Genetics and Biochemistry Branch, National Institute of Diabetes, Digestive and Kidney Diseases, National Institutes of Health, Bethesda, MD, 20892, USA.
Nat Commun. 2019 Aug 23;10(1):3821. doi: 10.1038/s41467-019-11820-7.
Meiosis is the specialized cell division during which parental genomes recombine to create genotypically unique gametes. Despite its importance, mammalian meiosis cannot be studied in vitro, greatly limiting mechanistic studies. In vivo, meiocytes progress asynchronously through meiosis and therefore the study of specific stages of meiosis is a challenge. Here, we describe a method for isolating pure sub-populations of nuclei that allows for detailed study of meiotic substages. Interrogating the H3K4me3 landscape revealed dynamic chromatin transitions between substages of meiotic prophase I, both at sites of genetic recombination and at gene promoters. We also leveraged this method to perform the first comprehensive, genome-wide survey of histone marks in meiotic prophase, revealing a heretofore unappreciated complexity of the epigenetic landscape at meiotic recombination hotspots. Ultimately, this study presents a straightforward, scalable framework for interrogating the complexities of mammalian meiosis.
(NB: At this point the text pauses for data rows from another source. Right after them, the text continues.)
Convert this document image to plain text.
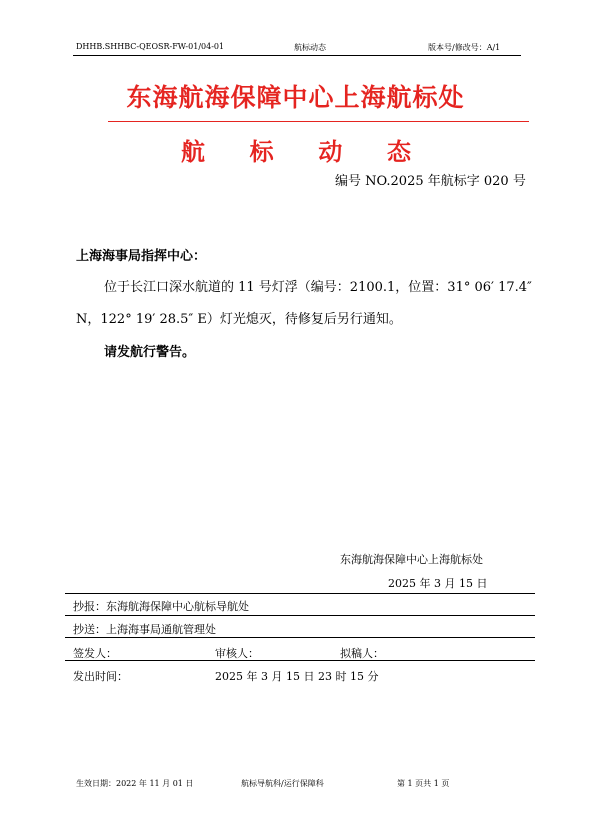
DHHB.SHHBC-QEOSR-FW-01/04-01	航标动态	版本号/修改号：A/1
东海航海保障中心上海航标处
航 标 动 态
编号 NO.2025 年航标字 020 号
上海海事局指挥中心：
位于长江口深水航道的 11 号灯浮（编号：2100.1，位置：31° 06′ 17.4″
N，122° 19′ 28.5″ E）灯光熄灭，待修复后另行通知。
请发航行警告。
东海航海保障中心上海航标处
2025 年 3 月 15 日
抄报：东海航海保障中心航标导航处
抄送：上海海事局通航管理处
签发人：	审核人：	拟稿人：
发出时间：	2025 年 3 月 15 日 23 时 15 分
生效日期：2022 年 11 月 01 日	航标导航科/运行保障科	第 1 页共 1 页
减数分裂是一种特殊的细胞分裂过程,在此过程中亲本基因组发生重组,产生基因型独特的配子。尽管减数分裂非常重要,但哺乳动物的减数分裂无法在体外进行研究,这极大地限制了对其机制的研究。在体内,减数分裂细胞会异步进行,因此研究特定的减数分裂阶段是一个挑战。在这里,我们描述了一种分离纯亚群核的方法,该方法可用于详细研究减数分裂前期的亚期。研究 H3K4me3 图谱揭示了在遗传重组位点和基因启动子处,减数分裂前期亚期之间的动态染色质转变。我们还利用这种方法首次进行了全面的、全基因组范围内的减数分裂前期组蛋白标记调查,揭示了在减数分裂重组热点处,表观遗传景观的复杂性以前未被认识到。最终,这项研究提出了一种简单、可扩展的框架,用于研究哺乳动物减数分裂的复杂性。